La répression politique s’intensifie également, notamment à travers les détentions arbitraires orchestrées par le Service national de sécurité. De nombreux militants, journalistes et opposants politiques sont arrêtés sans procès et subissent des tortures dans des centres de détention secrets. Les intimidations, les disparitions forcées et la censure sont devenues des instruments de gouvernance visant à museler toute forme de contestation.
Sur le plan humanitaire, le Soudan du Sud est confronté à une catastrophe de grande ampleur. Plus de la moitié de la population est en situation d’insécurité alimentaire aiguë, tandis que les déplacements de population atteignent des niveaux records. Le pays compte plus de 2 millions de déplacés internes et 2,28 millions de réfugiés dans les pays voisins. Le conflit au Soudan voisin aggrave encore la crise, avec un afflux massif de réfugiés soudanais fuyant la guerre. Les infrastructures sanitaires et éducatives sont en ruine, et l’accès aux services de base est de plus en plus compromis par l’insécurité et le manque de financements.
Les violences sexuelles restent omniprésentes, notamment dans les zones de conflit. Les femmes et les filles sont régulièrement victimes de viols, d’enlèvements et d’exploitation sexuelle. Ces crimes restent largement impunis, et l’absence de mécanismes de justice efficaces renforce la vulnérabilité des survivantes. De nombreuses victimes ne signalent pas les agressions par crainte des représailles ou de la stigmatisation sociale. Le manque d’accès aux soins médicaux et aux services de soutien aggrave leur détresse.
La situation des enfants est particulièrement alarmante. Le recrutement forcé d’enfants soldats, les enlèvements et les mariages précoces sont monnaie courante.
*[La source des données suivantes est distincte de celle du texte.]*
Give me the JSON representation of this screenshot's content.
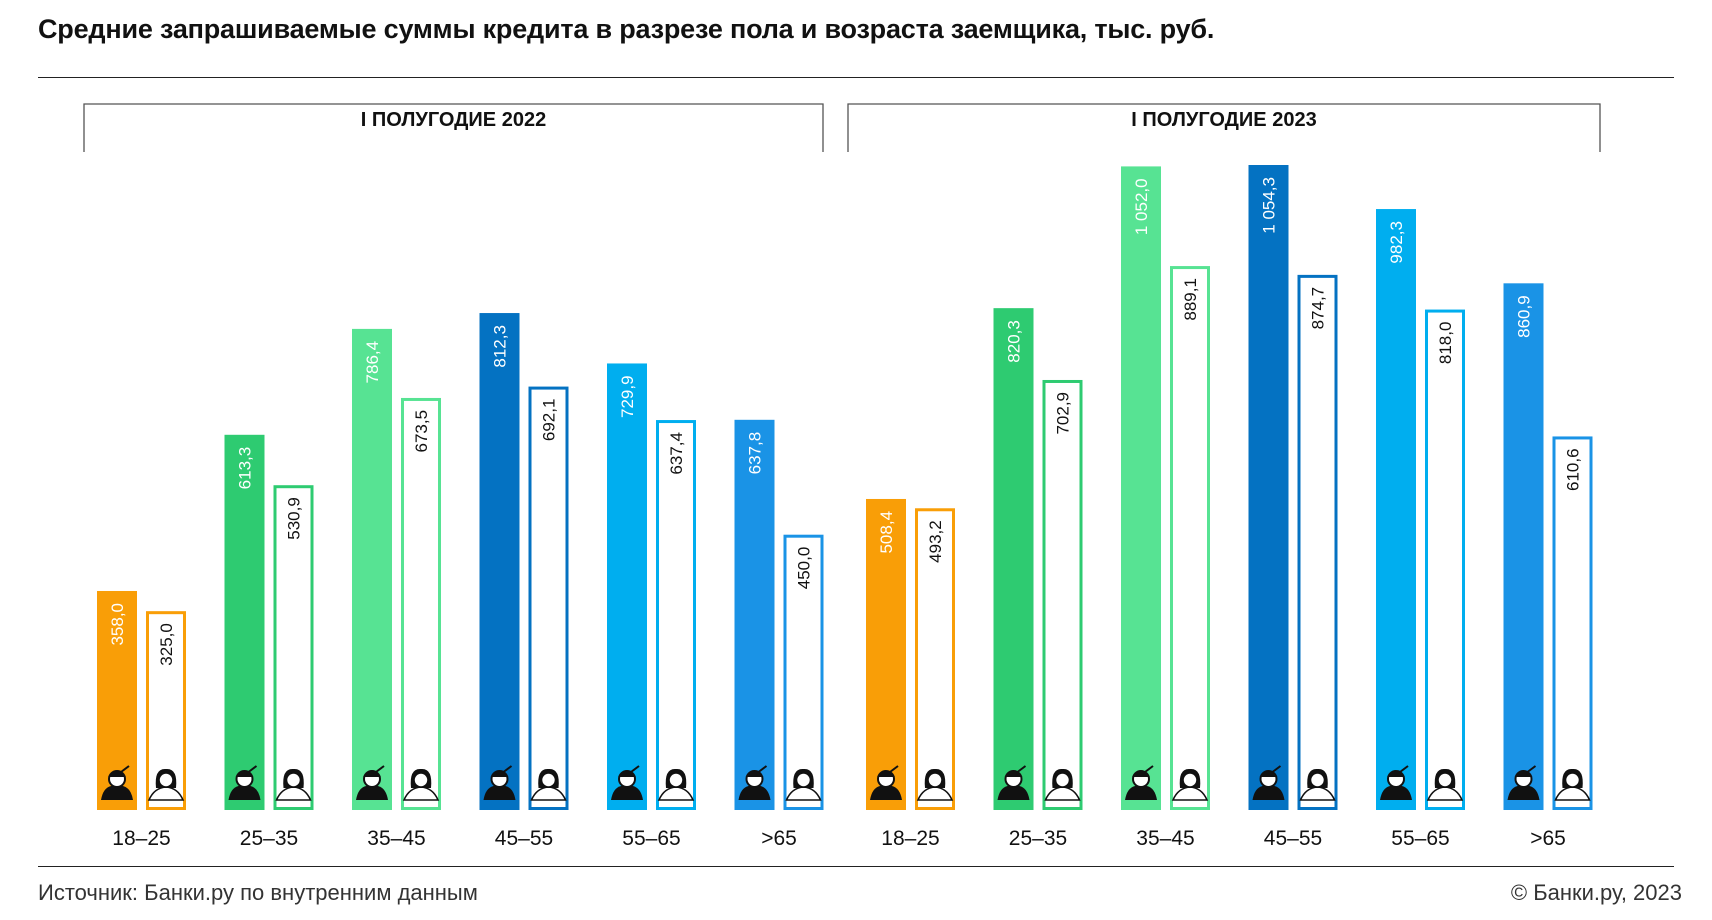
{
  "title": "Средние запрашиваемые суммы кредита в разрезе пола и возраста заемщика, тыс. руб.",
  "source": "Источник: Банки.ру по внутренним данным",
  "copyright": "© Банки.ру, 2023",
  "colors": {
    "18-25": "#f99e07",
    "25-35": "#2ecb71",
    "35-45": "#57e393",
    "45-55": "#0472c2",
    "55-65": "#00aeef",
    ">65": "#1a93e6"
  },
  "chart_data": {
    "type": "bar",
    "title": "Средние запрашиваемые суммы кредита в разрезе пола и возраста заемщика, тыс. руб.",
    "categories": [
      "18–25",
      "25–35",
      "35–45",
      "45–55",
      "55–65",
      ">65"
    ],
    "periods": [
      {
        "name": "I ПОЛУГОДИЕ 2022",
        "series": [
          {
            "values": [
              358.0,
              613.3,
              786.4,
              812.3,
              729.9,
              637.8
            ],
            "labels": [
              "358,0",
              "613,3",
              "786,4",
              "812,3",
              "729,9",
              "637,8"
            ],
            "style": "filled",
            "icon": "man-icon"
          },
          {
            "values": [
              325.0,
              530.9,
              673.5,
              692.1,
              637.4,
              450.0
            ],
            "labels": [
              "325,0",
              "530,9",
              "673,5",
              "692,1",
              "637,4",
              "450,0"
            ],
            "style": "outlined",
            "icon": "woman-icon"
          }
        ]
      },
      {
        "name": "I ПОЛУГОДИЕ 2023",
        "series": [
          {
            "values": [
              508.4,
              820.3,
              1052.0,
              1054.3,
              982.3,
              860.9
            ],
            "labels": [
              "508,4",
              "820,3",
              "1 052,0",
              "1 054,3",
              "982,3",
              "860,9"
            ],
            "style": "filled",
            "icon": "man-icon"
          },
          {
            "values": [
              493.2,
              702.9,
              889.1,
              874.7,
              818.0,
              610.6
            ],
            "labels": [
              "493,2",
              "702,9",
              "889,1",
              "874,7",
              "818,0",
              "610,6"
            ],
            "style": "outlined",
            "icon": "woman-icon"
          }
        ]
      }
    ],
    "ylim": [
      0,
      1054.3
    ],
    "grid": false,
    "legend": "none"
  }
}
En 2024, des milices affiliées aux factions armées ont kidnappé de nombreux enfants, les forçant à combattre ou à servir de porteurs et d’esclaves sexuels. L’effondrement du système éducatif, exacerbé par la pauvreté et la guerre, prive des millions d’enfants de leur droit fondamental à l’éducation.
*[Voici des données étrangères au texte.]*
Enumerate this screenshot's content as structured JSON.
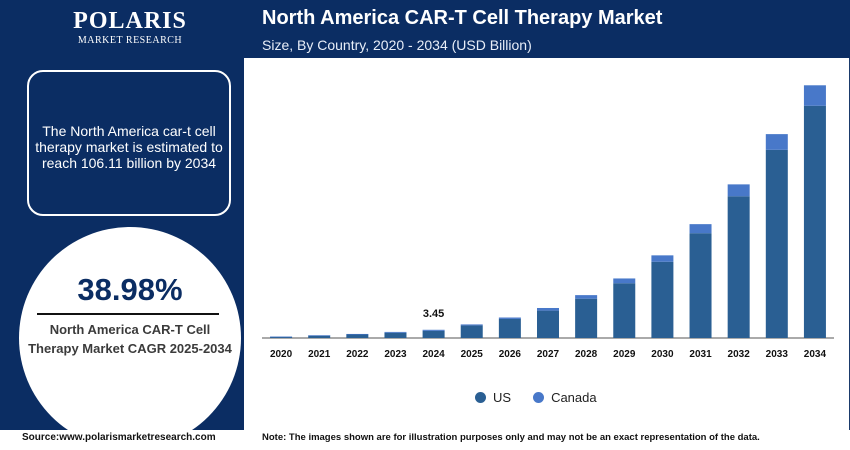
{
  "brand": {
    "name": "POLARIS",
    "tagline": "MARKET RESEARCH"
  },
  "header": {
    "title": "North America CAR-T Cell Therapy Market",
    "subtitle": "Size, By Country, 2020 - 2034 (USD Billion)"
  },
  "info": {
    "text": "The North America car-t cell therapy market is estimated to reach 106.11 billion by 2034"
  },
  "cagr": {
    "value": "38.98%",
    "label": "North America CAR-T Cell Therapy Market CAGR 2025-2034"
  },
  "footer": {
    "source": "Source:www.polarismarketresearch.com",
    "note": "Note: The images shown are for illustration purposes only and may not be an exact representation of the data."
  },
  "colors": {
    "navy": "#0b2d63",
    "us": "#2a5f93",
    "canada": "#4878c9"
  },
  "chart_data": {
    "type": "bar",
    "stacked": true,
    "categories": [
      "2020",
      "2021",
      "2022",
      "2023",
      "2024",
      "2025",
      "2026",
      "2027",
      "2028",
      "2029",
      "2030",
      "2031",
      "2032",
      "2033",
      "2034"
    ],
    "series": [
      {
        "name": "US",
        "values": [
          0.5,
          1.0,
          1.5,
          2.2,
          3.0,
          5.3,
          8.0,
          11.5,
          16.5,
          23.0,
          32.0,
          44.0,
          59.5,
          79.0,
          97.5
        ]
      },
      {
        "name": "Canada",
        "values": [
          0.1,
          0.15,
          0.2,
          0.35,
          0.45,
          0.4,
          0.6,
          1.1,
          1.5,
          2.0,
          2.7,
          3.8,
          5.0,
          6.6,
          8.6
        ]
      }
    ],
    "annotations": [
      {
        "category": "2024",
        "label": "3.45"
      }
    ],
    "ylim": [
      0,
      110
    ],
    "grid": false,
    "legend": "bottom"
  }
}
Face à ces crises, la communauté internationale peine à imposer des mesures coercitives efficaces. Les initiatives de médiation, comme l’Initiative Tumaini pilotée par le Kenya, peinent à aboutir à des solutions concrètes en raison des divergences entre les parties prenantes. Les appels à la mise en place d’un tribunal hybride pour juger les crimes commis restent lettre morte, tandis que les dirigeants sud-soudanais continuent de privilégier leurs intérêts personnels au détriment de la population.
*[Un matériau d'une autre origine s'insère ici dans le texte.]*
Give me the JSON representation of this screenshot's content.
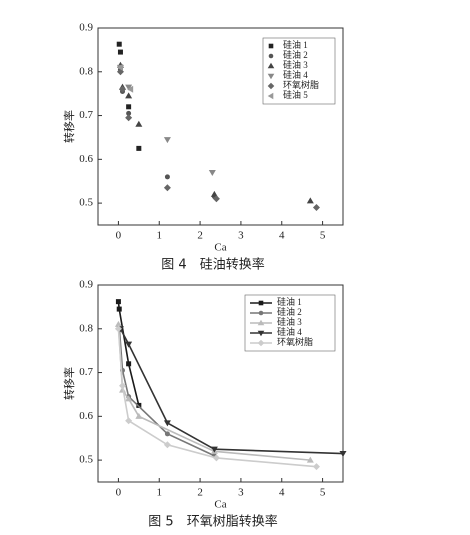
{
  "chart_data": [
    {
      "type": "scatter",
      "caption": "图 4　硅油转换率",
      "x_label": "Ca",
      "y_label": "转移率",
      "xlim": [
        -0.5,
        5.5
      ],
      "xticks": [
        0,
        1,
        2,
        3,
        4,
        5
      ],
      "ylim": [
        0.45,
        0.9
      ],
      "yticks": [
        0.5,
        0.6,
        0.7,
        0.8,
        0.9
      ],
      "legend": "top-right",
      "series": [
        {
          "name": "硅油 1",
          "marker": "square",
          "color": "#222222",
          "x": [
            0.02,
            0.05,
            0.25,
            0.5
          ],
          "values": [
            0.863,
            0.845,
            0.72,
            0.625
          ]
        },
        {
          "name": "硅油 2",
          "marker": "circle",
          "color": "#555555",
          "x": [
            0.05,
            0.1,
            0.25,
            1.2,
            2.35
          ],
          "values": [
            0.805,
            0.755,
            0.705,
            0.56,
            0.515
          ]
        },
        {
          "name": "硅油 3",
          "marker": "triangle-up",
          "color": "#444444",
          "x": [
            0.05,
            0.1,
            0.25,
            0.5,
            2.35,
            4.7
          ],
          "values": [
            0.815,
            0.765,
            0.745,
            0.68,
            0.52,
            0.505
          ]
        },
        {
          "name": "硅油 4",
          "marker": "triangle-down",
          "color": "#888888",
          "x": [
            0.05,
            0.25,
            1.2,
            2.3
          ],
          "values": [
            0.81,
            0.765,
            0.645,
            0.57
          ]
        },
        {
          "name": "环氧树脂",
          "marker": "diamond",
          "color": "#666666",
          "x": [
            0.05,
            0.1,
            0.25,
            1.2,
            2.4,
            4.85
          ],
          "values": [
            0.8,
            0.76,
            0.695,
            0.535,
            0.51,
            0.49
          ]
        },
        {
          "name": "硅油 5",
          "marker": "triangle-left",
          "color": "#999999",
          "x": [
            0.05,
            0.3
          ],
          "values": [
            0.81,
            0.76
          ]
        }
      ]
    },
    {
      "type": "line",
      "caption": "图 5　环氧树脂转换率",
      "x_label": "Ca",
      "y_label": "转移率",
      "xlim": [
        -0.5,
        5.5
      ],
      "xticks": [
        0,
        1,
        2,
        3,
        4,
        5
      ],
      "ylim": [
        0.45,
        0.9
      ],
      "yticks": [
        0.5,
        0.6,
        0.7,
        0.8,
        0.9
      ],
      "legend": "top-right",
      "series": [
        {
          "name": "硅油 1",
          "marker": "square",
          "color": "#1a1a1a",
          "x": [
            0,
            0.02,
            0.25,
            0.5
          ],
          "values": [
            0.862,
            0.845,
            0.72,
            0.625
          ]
        },
        {
          "name": "硅油 2",
          "marker": "circle",
          "color": "#777777",
          "x": [
            0.02,
            0.1,
            0.25,
            1.2,
            2.35
          ],
          "values": [
            0.805,
            0.705,
            0.645,
            0.56,
            0.51
          ]
        },
        {
          "name": "硅油 3",
          "marker": "triangle-up",
          "color": "#bbbbbb",
          "x": [
            0,
            0.1,
            0.25,
            0.5,
            2.35,
            4.7
          ],
          "values": [
            0.81,
            0.66,
            0.64,
            0.6,
            0.52,
            0.5
          ]
        },
        {
          "name": "硅油 4",
          "marker": "triangle-down",
          "color": "#333333",
          "x": [
            0.05,
            0.25,
            1.2,
            2.35,
            5.5
          ],
          "values": [
            0.8,
            0.765,
            0.585,
            0.525,
            0.515
          ]
        },
        {
          "name": "环氧树脂",
          "marker": "diamond",
          "color": "#cccccc",
          "x": [
            0,
            0.1,
            0.25,
            1.2,
            2.4,
            4.85
          ],
          "values": [
            0.8,
            0.67,
            0.59,
            0.535,
            0.505,
            0.485
          ]
        }
      ]
    }
  ]
}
Le rapport de la Commission des droits de l’homme sur le Soudan du Sud constitue un avertissement sévère : sans une réforme profonde du leadership et une action internationale décisive, le pays risque de s’enfoncer dans un cycle de violence et de misère sans fin. L’avenir de la plus jeune nation du monde dépend désormais de la volonté de ses dirigeants à rompre avec l’impunité et à engager des réformes institutionnelles et politiques urgentes.